ECONOMIA FINANCEIRA E OS BENEFÍCIOS SÓCIOS-AMBIENTAIS COM A IMPLANTAÇÃO DO SISTEMA DA ENERGIA SOLAR EM UM TRIBUNAL DE JUSTIÇA DO NORDESTE DO BRASIL
DOI:
https://doi.org/10.36557/2674-9432.2026v5n2p604-625Palabras clave:
Viabilidade econômica, Impacto ambiental, Descarbonização, Eficiência Energética.Resumen
Devido às mudanças climáticas, a principal fonte de energia elétrica do Brasil, a hidrelétrica, sofre constantes alterações na produção e, consequentemente, no custo para o consumidor, seja este residencial ou empresarial.

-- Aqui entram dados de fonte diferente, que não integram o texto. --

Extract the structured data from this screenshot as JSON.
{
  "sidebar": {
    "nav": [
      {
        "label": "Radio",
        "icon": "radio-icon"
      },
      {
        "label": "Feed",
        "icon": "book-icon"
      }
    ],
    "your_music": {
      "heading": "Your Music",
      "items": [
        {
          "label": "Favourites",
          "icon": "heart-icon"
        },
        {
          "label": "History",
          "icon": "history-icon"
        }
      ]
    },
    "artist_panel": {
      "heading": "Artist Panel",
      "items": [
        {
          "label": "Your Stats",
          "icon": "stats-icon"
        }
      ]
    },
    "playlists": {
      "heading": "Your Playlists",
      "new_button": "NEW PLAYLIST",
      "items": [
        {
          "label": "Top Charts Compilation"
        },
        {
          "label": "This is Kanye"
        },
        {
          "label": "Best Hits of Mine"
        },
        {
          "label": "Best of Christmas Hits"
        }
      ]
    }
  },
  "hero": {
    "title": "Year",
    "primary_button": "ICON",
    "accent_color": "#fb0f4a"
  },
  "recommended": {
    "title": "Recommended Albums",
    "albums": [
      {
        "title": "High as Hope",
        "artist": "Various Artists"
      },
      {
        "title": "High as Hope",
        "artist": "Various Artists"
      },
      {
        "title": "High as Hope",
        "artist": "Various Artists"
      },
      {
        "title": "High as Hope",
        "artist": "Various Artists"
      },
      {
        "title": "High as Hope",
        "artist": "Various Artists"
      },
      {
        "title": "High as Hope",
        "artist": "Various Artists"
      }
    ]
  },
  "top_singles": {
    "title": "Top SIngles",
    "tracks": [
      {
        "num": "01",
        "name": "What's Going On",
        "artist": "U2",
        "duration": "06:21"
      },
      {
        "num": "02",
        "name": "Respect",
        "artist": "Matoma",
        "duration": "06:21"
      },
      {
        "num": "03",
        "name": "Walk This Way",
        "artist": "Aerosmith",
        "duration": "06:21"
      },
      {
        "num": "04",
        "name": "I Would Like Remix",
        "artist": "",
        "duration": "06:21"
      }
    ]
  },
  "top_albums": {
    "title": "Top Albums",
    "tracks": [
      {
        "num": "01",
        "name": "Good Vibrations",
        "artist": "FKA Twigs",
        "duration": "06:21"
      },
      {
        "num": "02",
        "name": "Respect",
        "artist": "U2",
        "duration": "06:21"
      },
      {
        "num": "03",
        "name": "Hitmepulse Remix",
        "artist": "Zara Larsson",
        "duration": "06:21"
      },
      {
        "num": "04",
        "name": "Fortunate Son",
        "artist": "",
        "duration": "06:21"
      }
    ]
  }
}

Nesse cenário, os consumidores têm voltado suas atenções para o uso de fontes alternativas, com destaque para a energia solar, amplamente utilizada nas últimas duas décadas. Esta pesquisa objetivou analisar a viabilidade econômica e os impactos ambientais da implantação de sistemas de geração de energia solar fotovoltaica no Tribunal de Justiça de um estado do Nordeste (TJ), considerando sua estrutura administrativa e o perfil de consumo energético institucional. Verificou-se em que medida a adoção da energia fotovoltaica contribui para a redução de custos operacionais e das emissões de gases de efeito estufa, alinhando-se às diretrizes de sustentabilidade na administração pública. Metodologicamente, trata-se de um estudo de caso de abordagem quali-quantitativa, com caráter descritivo e analítico. Foram utilizados dados referentes ao consumo de energia elétrica das unidades do TJ, relatórios institucionais e documentos técnicos. A análise econômico-financeira procedeu-se por meio de indicadores como payback simples e descontado, enquanto a dimensão ambiental estimou a redução das emissões de CO₂ equivalente (tCO₂e) a partir de fatores de emissão oficiais do setor elétrico brasileiro. Os resultados evidenciaram significativa redução das despesas com energia elétrica, demonstrando viabilidade econômica no médio prazo, com retorno de investimento compatível com padrões de projetos de infraestrutura pública. Verificou-se expressiva mitigação das emissões indiretas associadas ao consumo de eletricidade, reforçando o papel estratégico da energia solar como instrumento de descarbonização institucional. O estudo identificou, ainda, ganhos intangíveis, como o fortalecimento da imagem institucional e a aderência a políticas de transição energética.